In today’s era of the sport, wherein transfer restrictions are virtually non-existent, I don’t imagine that Alabama would opt for a mid-January hiring. There’s too much 5-star talent on that roster that would be enticed to leave.

(I imagine the opposing coaches who tried to sell recruits on the notion that Saban wasn’t getting younger would fire off texts that just read, “see, told ya so.”)

That doesn’t necessarily mean I think we’ll all know that Saban is about to retire or that he’s about to embark on some season-long retirement tour. You can really only do that if you have an in-house successor, which I don’t believe Saban has that with Kevin Steele or Tommy Rees. Think Mike Krzyzewski with Jon Scheyer. Or if you want a rare college football example, think Bob Stoops with Riley at Oklahoma, Bobby Bowden with Jimbo Fisher at FSU or Rich Brooks with Joker Phillips at Kentucky.

(I guess you can include Urban Meyer with Ryan Day at Ohio State, though I’d hardly point to Meyer as someone who had a perfectly clean break.)

The odds of Alabama following a clean, straightforward succession to Saban are far from guaranteed. The idea of Saban walking off after winning a title is, in theory, clean. In reality, the timing would be messy. Perhaps it would catch Alabama decision-makers by surprise.

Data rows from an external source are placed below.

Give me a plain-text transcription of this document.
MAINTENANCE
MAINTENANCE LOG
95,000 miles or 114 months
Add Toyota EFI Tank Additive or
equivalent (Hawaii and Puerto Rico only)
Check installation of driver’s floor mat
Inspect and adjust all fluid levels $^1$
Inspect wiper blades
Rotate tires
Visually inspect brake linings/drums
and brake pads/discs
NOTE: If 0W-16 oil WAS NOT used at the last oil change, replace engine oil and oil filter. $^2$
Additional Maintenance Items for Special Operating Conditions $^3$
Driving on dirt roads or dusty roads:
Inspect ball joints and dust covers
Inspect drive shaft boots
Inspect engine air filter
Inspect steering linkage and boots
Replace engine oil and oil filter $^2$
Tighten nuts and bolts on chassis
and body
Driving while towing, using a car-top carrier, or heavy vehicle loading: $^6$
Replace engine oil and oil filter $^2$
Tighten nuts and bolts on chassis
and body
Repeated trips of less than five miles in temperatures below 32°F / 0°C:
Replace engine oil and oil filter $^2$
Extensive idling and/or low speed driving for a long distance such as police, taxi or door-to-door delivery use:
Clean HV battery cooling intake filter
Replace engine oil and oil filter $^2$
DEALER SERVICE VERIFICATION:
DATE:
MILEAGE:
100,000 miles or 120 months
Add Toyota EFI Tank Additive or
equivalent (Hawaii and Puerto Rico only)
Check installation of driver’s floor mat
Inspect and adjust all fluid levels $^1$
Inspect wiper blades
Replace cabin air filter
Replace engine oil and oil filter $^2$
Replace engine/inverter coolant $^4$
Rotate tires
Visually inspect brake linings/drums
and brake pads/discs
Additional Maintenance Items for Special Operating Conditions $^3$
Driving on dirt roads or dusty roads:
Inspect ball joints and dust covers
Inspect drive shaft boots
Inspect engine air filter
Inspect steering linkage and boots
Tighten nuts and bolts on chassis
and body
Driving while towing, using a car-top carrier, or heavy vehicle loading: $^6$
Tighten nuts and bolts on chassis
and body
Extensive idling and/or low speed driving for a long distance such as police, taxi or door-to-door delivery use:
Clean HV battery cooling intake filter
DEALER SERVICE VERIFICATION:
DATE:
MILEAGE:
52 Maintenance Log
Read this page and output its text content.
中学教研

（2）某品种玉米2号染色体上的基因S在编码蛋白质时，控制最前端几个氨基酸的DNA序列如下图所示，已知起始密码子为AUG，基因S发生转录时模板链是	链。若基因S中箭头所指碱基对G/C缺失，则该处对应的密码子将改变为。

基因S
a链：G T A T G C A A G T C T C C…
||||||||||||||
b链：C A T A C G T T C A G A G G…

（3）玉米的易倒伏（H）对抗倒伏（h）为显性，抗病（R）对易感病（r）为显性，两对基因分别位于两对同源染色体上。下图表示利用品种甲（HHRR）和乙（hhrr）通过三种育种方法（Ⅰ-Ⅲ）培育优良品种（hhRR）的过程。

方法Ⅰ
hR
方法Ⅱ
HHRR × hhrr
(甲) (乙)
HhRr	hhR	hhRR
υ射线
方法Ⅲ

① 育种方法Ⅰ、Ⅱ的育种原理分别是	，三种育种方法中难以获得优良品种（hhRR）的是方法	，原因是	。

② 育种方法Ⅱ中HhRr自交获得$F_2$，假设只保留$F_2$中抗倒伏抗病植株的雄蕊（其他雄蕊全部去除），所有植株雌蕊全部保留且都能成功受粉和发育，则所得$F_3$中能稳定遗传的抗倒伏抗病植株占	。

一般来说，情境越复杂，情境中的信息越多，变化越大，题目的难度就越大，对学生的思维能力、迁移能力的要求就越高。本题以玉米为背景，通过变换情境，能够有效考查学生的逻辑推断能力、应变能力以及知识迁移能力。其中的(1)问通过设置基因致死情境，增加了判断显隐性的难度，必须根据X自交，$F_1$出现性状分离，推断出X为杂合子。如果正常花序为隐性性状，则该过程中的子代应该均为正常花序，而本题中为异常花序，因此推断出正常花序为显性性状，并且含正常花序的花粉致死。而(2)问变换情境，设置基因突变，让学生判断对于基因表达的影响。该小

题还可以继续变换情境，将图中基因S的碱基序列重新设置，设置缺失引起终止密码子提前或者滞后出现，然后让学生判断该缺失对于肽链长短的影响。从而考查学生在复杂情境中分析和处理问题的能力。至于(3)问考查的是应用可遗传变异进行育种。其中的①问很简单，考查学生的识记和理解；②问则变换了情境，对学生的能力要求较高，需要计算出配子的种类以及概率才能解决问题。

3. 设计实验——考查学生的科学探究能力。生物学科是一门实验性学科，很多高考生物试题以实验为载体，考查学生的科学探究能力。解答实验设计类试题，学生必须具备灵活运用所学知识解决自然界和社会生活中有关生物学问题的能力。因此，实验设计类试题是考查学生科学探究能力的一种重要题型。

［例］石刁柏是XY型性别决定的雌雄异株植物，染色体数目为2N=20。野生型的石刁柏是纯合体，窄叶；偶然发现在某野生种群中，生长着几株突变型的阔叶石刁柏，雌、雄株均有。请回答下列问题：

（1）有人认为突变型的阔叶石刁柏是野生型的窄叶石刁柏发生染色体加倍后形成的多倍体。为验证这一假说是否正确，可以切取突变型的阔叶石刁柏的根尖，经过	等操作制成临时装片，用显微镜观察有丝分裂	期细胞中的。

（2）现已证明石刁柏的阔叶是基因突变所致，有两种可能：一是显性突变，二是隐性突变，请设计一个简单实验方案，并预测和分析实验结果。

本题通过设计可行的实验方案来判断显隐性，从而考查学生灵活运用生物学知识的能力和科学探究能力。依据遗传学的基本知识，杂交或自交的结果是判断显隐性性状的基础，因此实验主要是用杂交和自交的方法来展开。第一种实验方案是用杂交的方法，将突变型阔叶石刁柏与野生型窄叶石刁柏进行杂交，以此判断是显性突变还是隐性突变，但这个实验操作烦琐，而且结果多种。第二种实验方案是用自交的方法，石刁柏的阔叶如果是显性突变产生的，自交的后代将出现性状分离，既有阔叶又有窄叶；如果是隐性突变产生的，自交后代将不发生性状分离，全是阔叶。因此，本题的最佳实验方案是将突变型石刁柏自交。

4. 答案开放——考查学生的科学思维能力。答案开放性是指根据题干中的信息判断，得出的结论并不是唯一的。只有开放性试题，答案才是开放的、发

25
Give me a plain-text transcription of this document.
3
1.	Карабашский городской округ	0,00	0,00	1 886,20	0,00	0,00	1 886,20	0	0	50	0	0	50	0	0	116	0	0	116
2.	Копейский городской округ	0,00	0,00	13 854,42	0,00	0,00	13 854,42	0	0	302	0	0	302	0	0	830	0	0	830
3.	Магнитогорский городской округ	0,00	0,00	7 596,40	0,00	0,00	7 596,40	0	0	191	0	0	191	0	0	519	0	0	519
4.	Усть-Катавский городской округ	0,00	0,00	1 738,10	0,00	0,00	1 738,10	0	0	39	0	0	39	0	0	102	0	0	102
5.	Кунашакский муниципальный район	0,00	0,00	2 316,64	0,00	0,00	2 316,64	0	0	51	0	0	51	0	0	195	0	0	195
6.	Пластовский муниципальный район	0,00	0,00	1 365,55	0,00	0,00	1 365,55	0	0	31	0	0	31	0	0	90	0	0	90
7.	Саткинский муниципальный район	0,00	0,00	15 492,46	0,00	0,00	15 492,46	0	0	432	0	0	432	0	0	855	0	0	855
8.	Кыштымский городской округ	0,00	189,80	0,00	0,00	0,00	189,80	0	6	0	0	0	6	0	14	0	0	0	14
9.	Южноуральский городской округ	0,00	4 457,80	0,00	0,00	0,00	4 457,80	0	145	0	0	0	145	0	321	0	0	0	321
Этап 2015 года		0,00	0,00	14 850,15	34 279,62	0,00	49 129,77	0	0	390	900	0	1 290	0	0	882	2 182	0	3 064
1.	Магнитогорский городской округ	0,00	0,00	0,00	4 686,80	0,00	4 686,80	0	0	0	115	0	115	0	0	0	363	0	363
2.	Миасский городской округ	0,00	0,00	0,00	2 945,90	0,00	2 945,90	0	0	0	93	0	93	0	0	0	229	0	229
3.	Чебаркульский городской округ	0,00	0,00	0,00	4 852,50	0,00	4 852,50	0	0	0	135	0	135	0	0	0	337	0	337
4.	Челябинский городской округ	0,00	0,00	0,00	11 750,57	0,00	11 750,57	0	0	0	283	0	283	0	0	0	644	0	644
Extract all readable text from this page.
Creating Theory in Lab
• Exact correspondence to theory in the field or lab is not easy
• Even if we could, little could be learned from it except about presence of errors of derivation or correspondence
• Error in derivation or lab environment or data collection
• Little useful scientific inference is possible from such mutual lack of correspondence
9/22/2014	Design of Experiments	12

We can sit here and try to read tea leaves and overanalyze whether Saban is talking like someone ready to retire, but let’s be honest. We won’t know until we know. The fact that Saban had a 1-word postgame speech after his team’s SEC Championship victory doesn’t mean he’s out of gas (the word was “celebrate”). It means he’s a 72-year-old guy who doesn’t need to deliver an hour-long sermon anymore. The church of Saban shouldn’t be losing followers, internally or externally.

We should, as the college football world, give up the notion that Saban is eventually going to have some multi-year decline. I suppose if Alabama comes short of a national championship, it’ll be his first time at Alabama in which Saban will have not fulfilled the promise to a high school recruit of “come here for 3 years and you’ll win a title.” I don’t know that Saban says that, but I assume a variation of that has been said in living rooms from coast to coast.

So if that’s off the table, the only other way that we can conceive is straight out of a Disney movie.

Maybe that will happen and I’m reading too much into how Saban still coached and adapted in this new era of college football. Perhaps after leading an Alabama team that was left for dead in September, he’ll decide he has nothing left to prove, though one would think passing Paul “Bear” Bryant in the national title department would’ve yielded that at the end of a draining 2020 season.

Nope. He’s still going strong.

Confetti or not, I don’t care that Saban isn’t getting any younger. He’s never looked younger to me.